Taiwan Semiconductor Manufacturing Co., the world's biggest chip company by market cap, and Samsung Electronics, the world's biggest memory chipmaker, for example, can mass-produce advanced chips, but both companies rely on cutting-edge U.S. chipmaking equipment to churn out chips.

TSMC Chairman Mark Liu recently confirmed the importance of existing chip equipment suppliers to the company's tech advancement and hinted that it would be very difficult for chip manufacturers to formulate competitive production lines without U.S. tech involvement.

"Our main focus is pursuing technology leadership and trying to overcome each generation's challenge.

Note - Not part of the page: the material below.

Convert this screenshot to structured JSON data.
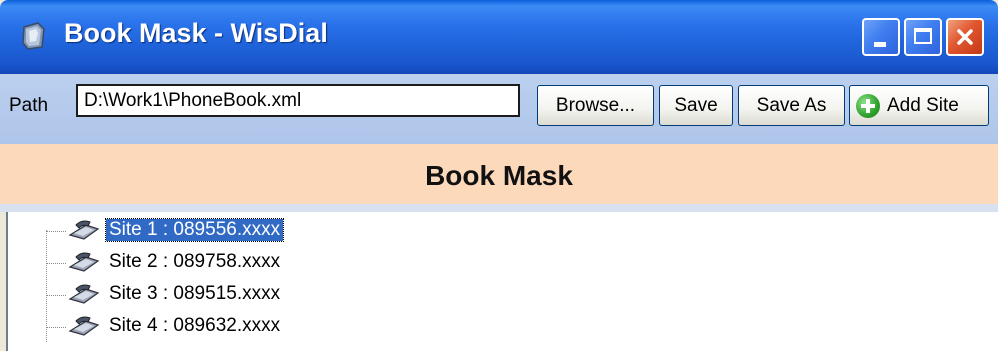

And to do that, I think our current focus is still working with our equipment partners, to utilize the best of the equipment so that we can pursue our business growth," Liu told investors last month when asked whether the company would build a production line without any American content.

The more advanced the chip manufacturing process is, the more difficult it is to replace any one piece of equipment, material or chemical, as each link in the production chain is carefully designed to ensure maximum efficiency and performance.

This has serious implications for China's attempts to "de-Americanize" its tech supply chain.

Huawei's addition to a U.S. trade blacklist in May 2019 exposed China's reliance on American technology and spurred Beijing's efforts to nurture national tech champions.

China has had some success, including state-backed SMIC and its first homegrown memory chipmaker Yangtze Memory Technologies, the country's hope to eventually challenge Samsung and Micron. However, these Chinese players rely on the same camp of U.S. chipmaking equipment and materials makers as their global peers.

China also has state-backed EDA tool provider Empyrean Software, which hopes to one day challenge U.S. rivals such as Synopsys and Cadence. Chipmaking equipment suppliers Naura Technology Group and Advanced Micro-Fabrication Equipment Co., meanwhile, hope to one day replace Applied Materials and Lam Research. However, these companies are still far behind their foreign counterparts in capabilities and scale.

To fund its chip ambitions, Beijing has poured over 340 billion yuan ($9 billion) into its so-called Big Fund since it was set up in 2014, and last year it set up the Shanghai STAR market, the Chinese version of Nasdaq. SMIC listed on the STAR market in July in the biggest debut in China in 10 years, while chipmaking tool provider AMEC's shares have more than doubled this year thanks to the broad de-Americanization campaign.

"The launch of the STAR board is very obvious support from the government to help these semiconductor-related players to have better access to capital," Roger Sheng, a semiconductor analyst with Gartner, told Nikkei. "Thanks to the high P/E ratio locally, these chip equipment companies don't have to worry about money and can make long-term investments. It will really take a very long time for semiconductor equipment to bear any fruit."

Blaber at CCS Insight agrees.

"Semiconductors is a very global industry. Even if you can invest the vast amounts of money required to create a semiconductor capability, you still have to be able to access all the various elements in that supply chain that are required to make that work -- and within that, the U.S. is still a very significant part in the foreseeable future."